What is Lacanian psychoanalysis?
Why this approach doesn’t aim to fix you to a standard — and what, instead, it does aim at.
A return to Freud
Sigmund Freud’s founding discovery was that we are not masters in our own house: that thoughts, slips of the tongue, dreams and symptoms carry a meaning we don’t consciously intend, and that speaking about them, in the presence of another person who listens without judging or directing, can change how we relate to our own suffering. The French psychoanalyst Jacques Lacan spent much of his teaching insisting on a “return to Freud” — a return to what was most radical in this discovery, at a moment when psychoanalysis elsewhere, particularly in the United States, was drifting toward adapting people to social norms, toward a model of the well-adjusted self that Freud himself had never proposed. Lacan’s contribution was not so much a new technique as a fidelity to what Freud had already found: that the unconscious has a structure closely tied to language, and that it is through speech — its hesitations, its slips, its repetitions as much as its declared content — that something of a person’s truth becomes accessible, often to their own surprise.
An ethics, not a norm
One of Lacan’s central arguments, developed across a seminar devoted specifically to the ethics of psychoanalysis, is that analytic work cannot take its bearings from any external standard of the Good — whether that’s happiness, adjustment, or social convention. Symptoms, for Lacan, are not simply obstacles to be removed on the way back to some prior, “normal” state; they are often the closest thing a person has to a solution, however costly, and they carry a logic specific to that person’s own history. This is part of why a Lacanian analyst does not set goals on your behalf, or measure progress against a checklist of desired outcomes. The aim of the work is not to bring you into line with an ideal — even a well-intentioned one — but to help you find and hold onto what is genuinely yours: your own desire, rather than a borrowed idea of what you should want.
What this means in practice
In the room, this orientation shows up less as a technique and more as a way of listening. Rather than following a fixed protocol or a set of exercises, the work proceeds by attending closely to how you speak — the associations, contradictions, and returns that arise once you’re given space to talk without being steered. An interpretation, when it comes, is rarely an explanation handed down from the analyst’s expertise; more often it is a question, a silence, or a single word repeated back, offered so that you can hear something in your own speech that had gone unnoticed. Over time, this listening can open up connections that weren’t available before, and loosen the grip of patterns that had come to feel fixed or inevitable.

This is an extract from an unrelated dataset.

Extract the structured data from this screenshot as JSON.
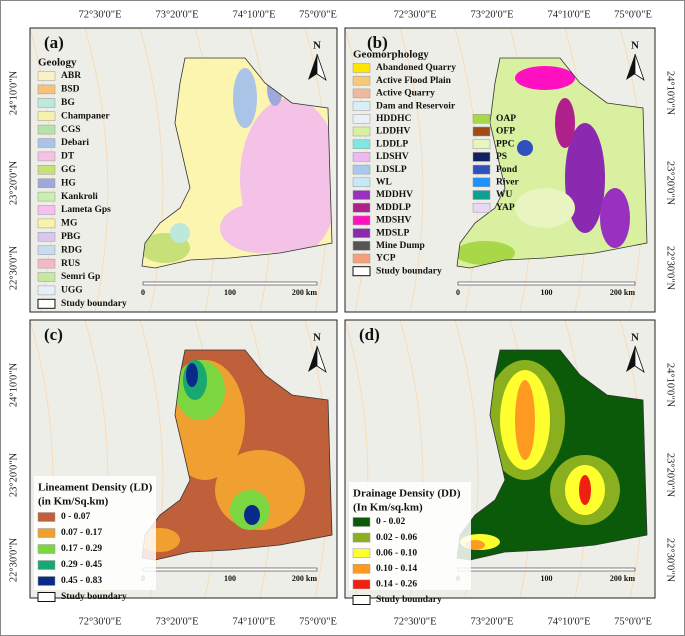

Why this takes the time it takes
This is, deliberately, unhurried work. There’s no set number of sessions decided in advance, no programme with a defined endpoint, because the aim isn’t to fix a specific, isolated problem as quickly as possible, but to let something shift at the level of how you relate to your own history and your own speech — and that kind of change doesn’t run to a fixed timetable. How long we work together stays open, and is reviewed as we go, together. For some people, this openness is itself part of what makes the work possible: the sense that nothing is being rushed toward a predetermined outcome, and that what emerges is allowed to set its own pace.